A nuclear targeting peptide, M9, improves transfection efficiency in fibroblasts

Background. Nonviral transfection of eukaryotic cells remains inefficient. Liposomes can transport DNA plasmid into the cytoplasm, but the nuclear membrane remains a barrier to efficient plasmid DNA transfection. But normal cells have mechanisms to transport nucleic acids across the nuclear membrane. Cells routinely utilize a transporter to carry mRNA from nucleus to cytoplasm. Materials and methods. We used a modified mRNA transporter, the M9 component of heterogeneous nuclear ribonucleoprotein-A1, complexed to a DNA carrier to facilitate DNA transfer into the nucleus. We examined the effect of M9 on transfection in 3T3 fibroblasts.
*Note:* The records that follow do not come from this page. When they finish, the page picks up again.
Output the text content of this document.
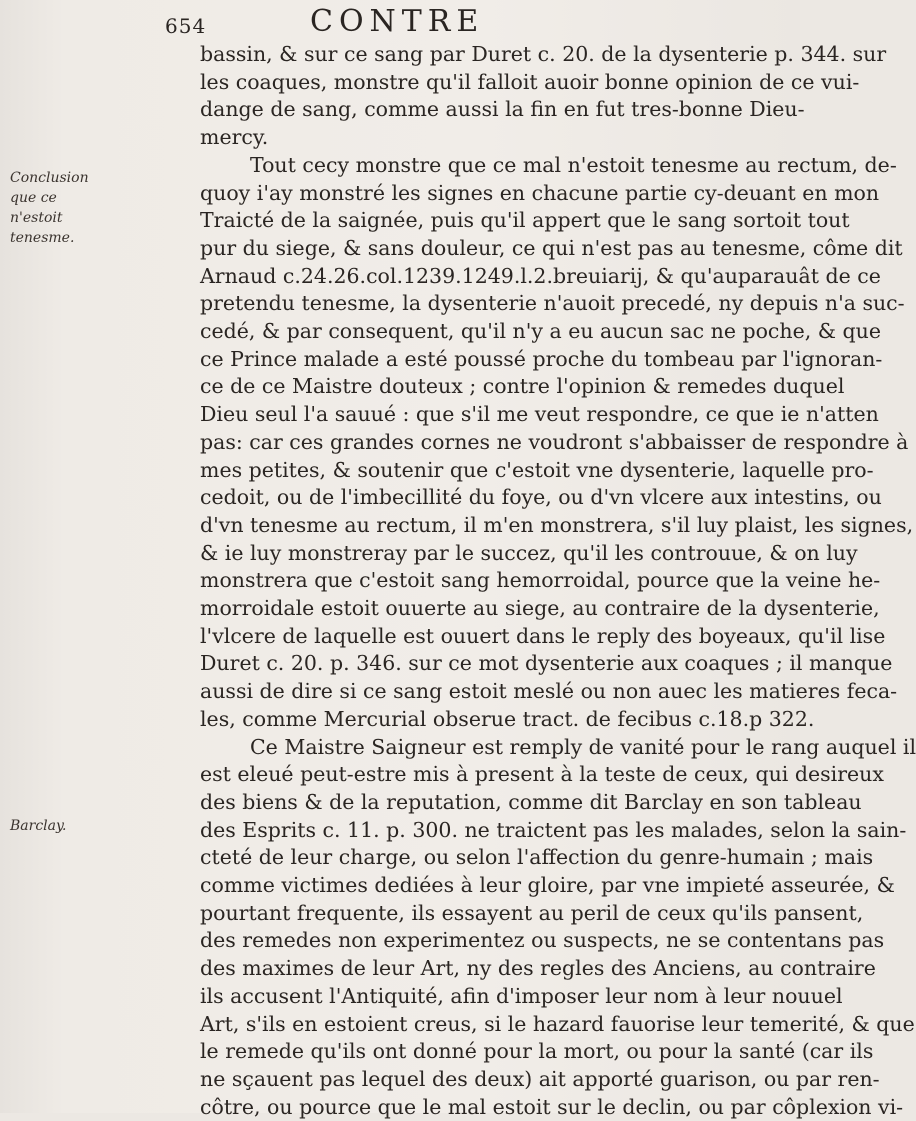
654	CONTRE
Conclusion que ce n'estoit tenesme.
Barclay.
bassin, & sur ce sang par Duret c. 20. de la dysenterie p. 344. sur
les coaques, monstre qu'il falloit auoir bonne opinion de ce vui-
dange de sang, comme aussi la fin en fut tres-bonne Dieu-
mercy.
Tout cecy monstre que ce mal n'estoit tenesme au rectum, de-
quoy i'ay monstré les signes en chacune partie cy-deuant en mon
Traicté de la saignée, puis qu'il appert que le sang sortoit tout
pur du siege, & sans douleur, ce qui n'est pas au tenesme, côme dit
Arnaud c.24.26.col.1239.1249.l.2.breuiarij, & qu'auparauât de ce
pretendu tenesme, la dysenterie n'auoit precedé, ny depuis n'a suc-
cedé, & par consequent, qu'il n'y a eu aucun sac ne poche, & que
ce Prince malade a esté poussé proche du tombeau par l'ignoran-
ce de ce Maistre douteux ; contre l'opinion & remedes duquel
Dieu seul l'a sauué : que s'il me veut respondre, ce que ie n'atten
pas: car ces grandes cornes ne voudront s'abbaisser de respondre à
mes petites, & soutenir que c'estoit vne dysenterie, laquelle pro-
cedoit, ou de l'imbecillité du foye, ou d'vn vlcere aux intestins, ou
d'vn tenesme au rectum, il m'en monstrera, s'il luy plaist, les signes,
& ie luy monstreray par le succez, qu'il les controuue, & on luy
monstrera que c'estoit sang hemorroidal, pource que la veine he-
morroidale estoit ouuerte au siege, au contraire de la dysenterie,
l'vlcere de laquelle est ouuert dans le reply des boyeaux, qu'il lise
Duret c. 20. p. 346. sur ce mot dysenterie aux coaques ; il manque
aussi de dire si ce sang estoit meslé ou non auec les matieres feca-
les, comme Mercurial obserue tract. de fecibus c.18.p 322.
Ce Maistre Saigneur est remply de vanité pour le rang auquel il
est eleué peut-estre mis à present à la teste de ceux, qui desireux
des biens & de la reputation, comme dit Barclay en son tableau
des Esprits c. 11. p. 300. ne traictent pas les malades, selon la sain-
cteté de leur charge, ou selon l'affection du genre-humain ; mais
comme victimes dediées à leur gloire, par vne impieté asseurée, &
pourtant frequente, ils essayent au peril de ceux qu'ils pansent,
des remedes non experimentez ou suspects, ne se contentans pas
des maximes de leur Art, ny des regles des Anciens, au contraire
ils accusent l'Antiquité, afin d'imposer leur nom à leur nouuel
Art, s'ils en estoient creus, si le hazard fauorise leur temerité, & que
le remede qu'ils ont donné pour la mort, ou pour la santé (car ils
ne sçauent pas lequel des deux) ait apporté guarison, ou par ren-
côtre, ou pource que le mal estoit sur le declin, ou par côplexion vi-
Our hypothesis was that the M9 shuttle would increase transfection efficiency by delivering plasmid to the nucleus, after cytoplasmic entry was facilitated by Lipofectamine. Transfection was assessed using plasmids expressing β-galactosidase and green fluorescent protein (GFP). Intracellular location of rhodamine-labeled plasmid was determined by fluoroscopic microscopy. Results. In the fluorescent microscopy experiments, we found that rhodamine-labeled DNA plasmid was sequestered in the cytoplasm in the Lipofectamine-treated cells, but gained access to the nucleus with the addition of M9. At concentrations where neither M9 nor Lipofectamine individually increased plasmid mediated transfection, as evidenced by β-galactosidase activity; their combination increased transfection dramatically by approximately 20-fold, from 2 ± 1 to 32 ± 5. Conclusions. As expected, based on their presumed actions, Lipofectamine and the M9 shuttle synergistically promote efficient cellular transfection. Efficient cellular transfection will be required in clinical applications of gene therapy.